Exor, “Iveco venduta agli Indiani”- E il titolo schizza in Borsa

20/07/2025

Possibile cessione di Iveco a Tata Motors: titolo in rialzo e preoccupazioni in Italia
Secondo un’indiscrezione di Reuters, Exor, la società di investimento della famiglia Agnelli-Elkann, avrebbe avviato trattative per vendere la propria partecipazione in Iveco Group all’indiana Tata Motors. La notizia ha spinto al rialzo il titolo in Borsa, che ha toccato un +9%.

Due fonti confermano l’interessamento di Tata, ma né Exor né Iveco hanno rilasciato dichiarazioni ufficiali. L’eventuale accordo non includerebbe la divisione militare IDV, già al centro di un processo di separazione e su cui si stanno valutando tre proposte, da Leonardo–Rheinmetall, KNDS e CSG. Il valore stimato per l’unità Difesa arriva a 1,9 miliardi di euro.

Exor possiede il 27,1% di Iveco e controlla oltre il 43% dei diritti di voto. L’azienda, che produce camion, autobus e motori, ha circa 36.000 dipendenti, di cui 14.000 in Italia. È considerata il più piccolo tra i principali produttori europei nel suo settore, ma la sua attività nella Difesa ha finora reso complessa ogni operazione di acquisizione.

Già nel 2021 un’offerta proveniente dalla cinese FAW fu respinta dal governo italiano, grazie ai poteri speciali previsti dal “golden power”, applicabile anche in questo caso. L’interesse del gruppo indiano sarebbe rafforzato da relazioni consolidate: Ratan Tata era legato da un’amicizia personale a Gianni Agnelli, e nel passato Fiat e Tata avevano già collaborato. Questo potrebbe rendere la trattativa più solida rispetto a precedenti tentativi.

“L’esclusiva di Reuters à scrive Cronaca  Qui – “è stata sufficiente, comunque, per far schizzare il titolo oltre i 16,7 euro con un +9,30% attorno alle 16.30. Exor, la holding della famiglia Agnelli-Elkann, avrebbe avviato una trattativa riservata per la cessione di Iveco Group, colosso italiano nella produzione di camion, autobus e veicoli commerciali. A confermare i rumor è una fitta serie di indiscrezioni raccolte da Reuters, secondo cui tra i potenziali acquirenti ci sarebbe il gigante automobilistico indiano Tata Motors, già proprietario dei marchi britannici Jaguar e Land Rover”.
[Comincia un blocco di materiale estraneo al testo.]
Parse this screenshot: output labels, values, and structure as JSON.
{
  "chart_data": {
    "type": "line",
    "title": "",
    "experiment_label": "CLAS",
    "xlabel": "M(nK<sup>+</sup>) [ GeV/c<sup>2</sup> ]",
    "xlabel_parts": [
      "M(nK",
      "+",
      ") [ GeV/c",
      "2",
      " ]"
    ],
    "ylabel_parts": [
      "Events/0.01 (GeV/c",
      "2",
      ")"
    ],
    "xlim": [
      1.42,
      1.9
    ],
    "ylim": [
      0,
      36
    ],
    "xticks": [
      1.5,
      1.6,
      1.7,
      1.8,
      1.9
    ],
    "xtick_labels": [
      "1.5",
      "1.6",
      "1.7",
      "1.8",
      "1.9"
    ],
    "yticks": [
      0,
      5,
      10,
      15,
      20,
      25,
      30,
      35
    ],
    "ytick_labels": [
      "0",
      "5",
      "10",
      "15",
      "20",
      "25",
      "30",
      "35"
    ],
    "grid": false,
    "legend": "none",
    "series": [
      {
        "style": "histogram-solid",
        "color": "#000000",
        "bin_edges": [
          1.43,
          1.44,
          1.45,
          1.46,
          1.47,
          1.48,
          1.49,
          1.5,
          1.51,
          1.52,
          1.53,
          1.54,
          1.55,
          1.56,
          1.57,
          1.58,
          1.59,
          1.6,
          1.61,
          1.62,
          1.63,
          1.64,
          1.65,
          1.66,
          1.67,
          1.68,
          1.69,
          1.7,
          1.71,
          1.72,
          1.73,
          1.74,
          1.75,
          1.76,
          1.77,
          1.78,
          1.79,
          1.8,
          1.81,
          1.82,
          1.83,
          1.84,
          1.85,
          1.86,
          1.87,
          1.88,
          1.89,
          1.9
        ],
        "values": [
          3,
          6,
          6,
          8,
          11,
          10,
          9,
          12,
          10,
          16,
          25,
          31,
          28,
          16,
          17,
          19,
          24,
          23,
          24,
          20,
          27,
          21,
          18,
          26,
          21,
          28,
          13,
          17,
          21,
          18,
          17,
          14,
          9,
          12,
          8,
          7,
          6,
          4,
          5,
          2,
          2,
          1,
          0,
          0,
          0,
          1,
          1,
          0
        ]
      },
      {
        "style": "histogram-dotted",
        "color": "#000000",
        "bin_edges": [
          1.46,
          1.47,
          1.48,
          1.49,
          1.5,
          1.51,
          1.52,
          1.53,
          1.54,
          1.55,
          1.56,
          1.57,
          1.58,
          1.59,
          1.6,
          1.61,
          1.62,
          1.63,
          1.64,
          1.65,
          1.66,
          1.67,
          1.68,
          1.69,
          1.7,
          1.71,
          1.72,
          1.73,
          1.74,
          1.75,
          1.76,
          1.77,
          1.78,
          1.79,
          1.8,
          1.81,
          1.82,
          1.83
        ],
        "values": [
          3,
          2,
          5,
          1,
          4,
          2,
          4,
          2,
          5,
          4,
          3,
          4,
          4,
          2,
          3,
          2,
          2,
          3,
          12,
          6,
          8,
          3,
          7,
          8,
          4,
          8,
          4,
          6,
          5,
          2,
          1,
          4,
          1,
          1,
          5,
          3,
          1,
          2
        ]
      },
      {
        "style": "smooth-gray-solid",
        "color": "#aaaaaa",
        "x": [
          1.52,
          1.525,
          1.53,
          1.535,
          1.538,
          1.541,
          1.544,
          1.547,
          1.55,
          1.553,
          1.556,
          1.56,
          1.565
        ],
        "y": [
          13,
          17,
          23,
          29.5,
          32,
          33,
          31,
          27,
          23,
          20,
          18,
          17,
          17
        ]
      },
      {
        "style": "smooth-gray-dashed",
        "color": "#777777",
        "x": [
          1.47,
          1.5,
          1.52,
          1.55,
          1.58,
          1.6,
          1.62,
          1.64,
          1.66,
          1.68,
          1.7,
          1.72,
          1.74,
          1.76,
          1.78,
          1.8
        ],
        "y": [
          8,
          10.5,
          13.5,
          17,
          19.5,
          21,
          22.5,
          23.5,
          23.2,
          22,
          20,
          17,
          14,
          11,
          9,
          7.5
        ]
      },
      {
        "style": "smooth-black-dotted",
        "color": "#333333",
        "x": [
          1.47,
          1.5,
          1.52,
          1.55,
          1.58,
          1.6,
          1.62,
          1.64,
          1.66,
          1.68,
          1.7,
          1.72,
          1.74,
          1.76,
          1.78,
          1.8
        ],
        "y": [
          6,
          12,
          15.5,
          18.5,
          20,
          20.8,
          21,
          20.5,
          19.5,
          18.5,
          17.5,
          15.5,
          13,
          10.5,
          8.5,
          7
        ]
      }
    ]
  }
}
Sindacati e politica sul piede di guerra
La notizia ha generato forti reazioni sindacali: Fiom, Fim, Uilm e Ugl denunciano un rischio di smantellamento industriale e chiedono l’intervento del Ministero delle Imprese. Anche Carlo Calenda si è espresso duramente, sollecitando la Presidente del Consiglio a intervenire per verificare la vendita e imporre condizioni in termini di tutela di posti di lavoro e proprietà intellettuali.

Se confermata, la vendita di Iveco segnerebbe un nuovo passo nell’uscita di Exor dal settore manifatturiero italiano, con una crescente attenzione verso altri comparti come media, tecnologia e finanza. Per il sistema industriale italiano, invece, sarebbe una nuova cessione dolorosa di un marchio storico, con forti implicazioni sia simboliche sia occupazionali.